For example, the IS Department at Brigham Young University has created Island, an "online platform built to facilitate deeply personalized, passion based learning between students, alumni, and professors of the Information Systems program at BYU." The shared blogs and groups at Island are used and valued.
Faculty at other universities report that their students reluctant to contribute to such endeavors, offering various explanations.
The culture at Brigham Young encourages collaboration, perhaps because it is a religious school.

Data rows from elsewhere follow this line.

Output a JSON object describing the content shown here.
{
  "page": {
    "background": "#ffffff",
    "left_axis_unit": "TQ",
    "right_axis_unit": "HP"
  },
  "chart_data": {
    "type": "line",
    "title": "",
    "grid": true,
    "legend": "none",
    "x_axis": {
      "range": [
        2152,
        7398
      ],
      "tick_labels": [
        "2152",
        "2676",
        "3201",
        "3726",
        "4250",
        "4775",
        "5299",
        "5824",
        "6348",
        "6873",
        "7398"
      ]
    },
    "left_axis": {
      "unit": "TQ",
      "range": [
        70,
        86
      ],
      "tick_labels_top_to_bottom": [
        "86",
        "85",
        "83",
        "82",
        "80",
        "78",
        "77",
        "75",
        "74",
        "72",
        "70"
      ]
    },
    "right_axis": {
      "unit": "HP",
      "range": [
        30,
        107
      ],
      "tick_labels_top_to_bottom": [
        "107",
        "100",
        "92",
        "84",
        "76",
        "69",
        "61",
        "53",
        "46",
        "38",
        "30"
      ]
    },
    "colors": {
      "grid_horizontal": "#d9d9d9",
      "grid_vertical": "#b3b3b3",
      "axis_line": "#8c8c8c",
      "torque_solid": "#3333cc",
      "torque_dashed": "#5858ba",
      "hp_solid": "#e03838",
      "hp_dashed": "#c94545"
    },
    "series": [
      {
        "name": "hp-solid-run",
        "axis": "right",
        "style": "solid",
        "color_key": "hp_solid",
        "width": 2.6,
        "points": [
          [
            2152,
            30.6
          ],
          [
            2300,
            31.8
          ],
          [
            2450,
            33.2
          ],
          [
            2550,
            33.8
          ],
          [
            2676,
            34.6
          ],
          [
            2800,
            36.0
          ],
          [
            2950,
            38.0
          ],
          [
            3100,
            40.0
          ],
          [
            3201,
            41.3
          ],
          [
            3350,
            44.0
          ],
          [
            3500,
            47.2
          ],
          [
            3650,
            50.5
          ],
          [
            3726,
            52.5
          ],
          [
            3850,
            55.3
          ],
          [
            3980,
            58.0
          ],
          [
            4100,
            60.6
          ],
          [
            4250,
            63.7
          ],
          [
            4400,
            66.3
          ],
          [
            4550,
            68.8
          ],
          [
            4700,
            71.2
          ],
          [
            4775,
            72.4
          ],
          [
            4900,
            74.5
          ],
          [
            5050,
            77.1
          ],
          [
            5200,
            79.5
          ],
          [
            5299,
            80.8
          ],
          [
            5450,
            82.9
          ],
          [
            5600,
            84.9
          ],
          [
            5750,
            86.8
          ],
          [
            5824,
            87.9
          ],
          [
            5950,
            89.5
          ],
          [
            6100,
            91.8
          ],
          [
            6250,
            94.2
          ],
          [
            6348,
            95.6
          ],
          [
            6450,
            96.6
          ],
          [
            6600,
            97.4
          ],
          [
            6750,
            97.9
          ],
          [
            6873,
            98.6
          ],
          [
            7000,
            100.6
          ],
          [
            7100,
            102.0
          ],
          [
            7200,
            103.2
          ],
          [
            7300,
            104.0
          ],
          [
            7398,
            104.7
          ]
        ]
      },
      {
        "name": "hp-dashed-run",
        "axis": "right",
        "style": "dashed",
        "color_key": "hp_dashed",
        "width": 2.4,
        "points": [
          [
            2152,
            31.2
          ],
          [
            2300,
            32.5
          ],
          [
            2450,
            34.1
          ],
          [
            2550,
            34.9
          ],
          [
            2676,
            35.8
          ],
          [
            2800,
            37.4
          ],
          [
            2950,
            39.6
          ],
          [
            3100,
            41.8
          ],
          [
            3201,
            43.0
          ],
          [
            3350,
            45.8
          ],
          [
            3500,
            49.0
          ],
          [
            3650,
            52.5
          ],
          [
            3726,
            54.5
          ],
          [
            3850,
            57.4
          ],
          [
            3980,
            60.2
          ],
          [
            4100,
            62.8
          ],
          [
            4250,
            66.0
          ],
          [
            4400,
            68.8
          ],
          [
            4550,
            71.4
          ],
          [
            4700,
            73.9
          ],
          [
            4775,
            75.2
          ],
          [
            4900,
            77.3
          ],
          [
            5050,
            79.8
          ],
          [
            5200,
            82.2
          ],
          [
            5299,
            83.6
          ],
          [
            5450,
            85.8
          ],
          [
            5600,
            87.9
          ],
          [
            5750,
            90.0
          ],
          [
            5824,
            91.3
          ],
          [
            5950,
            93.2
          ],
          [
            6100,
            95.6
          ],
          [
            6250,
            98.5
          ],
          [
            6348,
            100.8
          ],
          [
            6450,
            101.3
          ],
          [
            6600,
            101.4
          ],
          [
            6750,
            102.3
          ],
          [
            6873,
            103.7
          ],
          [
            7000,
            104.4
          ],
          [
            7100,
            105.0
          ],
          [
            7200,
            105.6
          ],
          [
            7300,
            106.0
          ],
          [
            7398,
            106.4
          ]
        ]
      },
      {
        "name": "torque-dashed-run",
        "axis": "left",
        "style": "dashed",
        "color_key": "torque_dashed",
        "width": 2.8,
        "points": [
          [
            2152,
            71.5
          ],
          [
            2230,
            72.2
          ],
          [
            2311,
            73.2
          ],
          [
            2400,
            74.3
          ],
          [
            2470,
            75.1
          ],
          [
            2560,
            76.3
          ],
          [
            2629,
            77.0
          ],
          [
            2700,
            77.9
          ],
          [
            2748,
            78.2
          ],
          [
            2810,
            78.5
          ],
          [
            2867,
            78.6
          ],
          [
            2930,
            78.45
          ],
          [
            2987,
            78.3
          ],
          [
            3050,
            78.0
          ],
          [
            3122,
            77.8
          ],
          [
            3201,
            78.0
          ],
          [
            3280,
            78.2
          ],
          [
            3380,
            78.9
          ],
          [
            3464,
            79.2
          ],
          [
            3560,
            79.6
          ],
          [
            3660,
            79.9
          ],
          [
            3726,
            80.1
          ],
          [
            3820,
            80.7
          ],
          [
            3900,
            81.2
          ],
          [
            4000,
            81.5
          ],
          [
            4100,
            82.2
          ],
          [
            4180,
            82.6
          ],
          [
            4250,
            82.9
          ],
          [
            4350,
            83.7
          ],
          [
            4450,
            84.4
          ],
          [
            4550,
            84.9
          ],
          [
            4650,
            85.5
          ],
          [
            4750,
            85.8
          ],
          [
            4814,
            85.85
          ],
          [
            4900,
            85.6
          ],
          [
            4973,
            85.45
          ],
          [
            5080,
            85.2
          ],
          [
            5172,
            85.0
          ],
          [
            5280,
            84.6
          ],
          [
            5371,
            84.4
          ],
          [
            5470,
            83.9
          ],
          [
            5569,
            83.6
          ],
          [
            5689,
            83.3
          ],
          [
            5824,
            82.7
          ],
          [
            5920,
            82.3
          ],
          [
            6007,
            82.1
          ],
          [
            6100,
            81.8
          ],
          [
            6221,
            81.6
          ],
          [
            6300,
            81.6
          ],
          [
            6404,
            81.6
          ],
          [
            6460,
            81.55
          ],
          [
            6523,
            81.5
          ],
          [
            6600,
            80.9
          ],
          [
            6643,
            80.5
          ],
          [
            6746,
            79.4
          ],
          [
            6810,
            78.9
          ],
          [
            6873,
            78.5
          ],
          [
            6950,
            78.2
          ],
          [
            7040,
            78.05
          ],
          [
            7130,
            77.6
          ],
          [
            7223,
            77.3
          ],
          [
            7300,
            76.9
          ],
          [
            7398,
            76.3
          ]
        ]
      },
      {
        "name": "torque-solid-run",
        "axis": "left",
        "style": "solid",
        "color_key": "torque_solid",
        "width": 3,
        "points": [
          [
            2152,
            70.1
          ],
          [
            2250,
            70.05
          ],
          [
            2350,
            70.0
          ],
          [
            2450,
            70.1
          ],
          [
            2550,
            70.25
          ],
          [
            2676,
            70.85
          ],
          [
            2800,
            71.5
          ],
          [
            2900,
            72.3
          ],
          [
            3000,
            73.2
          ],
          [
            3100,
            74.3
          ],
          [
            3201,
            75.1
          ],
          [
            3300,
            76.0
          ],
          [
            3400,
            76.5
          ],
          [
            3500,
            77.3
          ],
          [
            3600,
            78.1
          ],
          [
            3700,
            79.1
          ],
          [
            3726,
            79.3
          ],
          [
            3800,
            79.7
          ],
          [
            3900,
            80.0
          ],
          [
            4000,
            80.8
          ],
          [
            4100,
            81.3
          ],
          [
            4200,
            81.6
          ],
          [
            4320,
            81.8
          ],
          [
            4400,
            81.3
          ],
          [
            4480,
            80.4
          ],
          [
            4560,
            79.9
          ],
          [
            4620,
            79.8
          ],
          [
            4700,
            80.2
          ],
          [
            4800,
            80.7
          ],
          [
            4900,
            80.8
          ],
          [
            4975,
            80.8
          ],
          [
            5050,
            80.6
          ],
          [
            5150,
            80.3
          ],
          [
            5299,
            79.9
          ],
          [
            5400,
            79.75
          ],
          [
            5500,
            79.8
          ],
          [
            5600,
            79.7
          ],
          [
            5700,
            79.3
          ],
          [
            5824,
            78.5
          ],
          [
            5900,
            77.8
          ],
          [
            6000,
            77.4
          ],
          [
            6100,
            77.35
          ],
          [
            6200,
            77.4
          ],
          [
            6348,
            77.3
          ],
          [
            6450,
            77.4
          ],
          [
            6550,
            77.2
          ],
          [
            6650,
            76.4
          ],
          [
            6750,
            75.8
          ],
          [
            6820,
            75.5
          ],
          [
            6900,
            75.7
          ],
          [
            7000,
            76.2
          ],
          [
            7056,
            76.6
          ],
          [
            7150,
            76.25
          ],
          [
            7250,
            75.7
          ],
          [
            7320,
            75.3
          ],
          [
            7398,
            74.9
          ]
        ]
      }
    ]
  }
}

Another example is provided by GI Bill students attending school after serving in Iraq. John Schupp, a chemistry professor at Cleveland State University, which has about 340 former servicemen and women among its 15,000 students sees camaraderie in the classroom as crucial to getting the veterans to show up, to stay and to thrive. “They tell me over and over they wouldn't have come to college otherwise,” he says. “In the military world it’s the team. The squadron must survive. When you come to school it’s all personal — my books, my grade, my stuff, my notes. They're isolated, because other students haven't seen what they've seen.”
No matter how good our software tools are, collaboration will fail in the "my grade ..." culture.
This holds for organizations as well as schools. In an early, frequently referenced study, Wanda Orlikowski found that employees at Price Waterhouse were reluctant to share information using Lotus Notes because they saw other employees as competitors for promotion.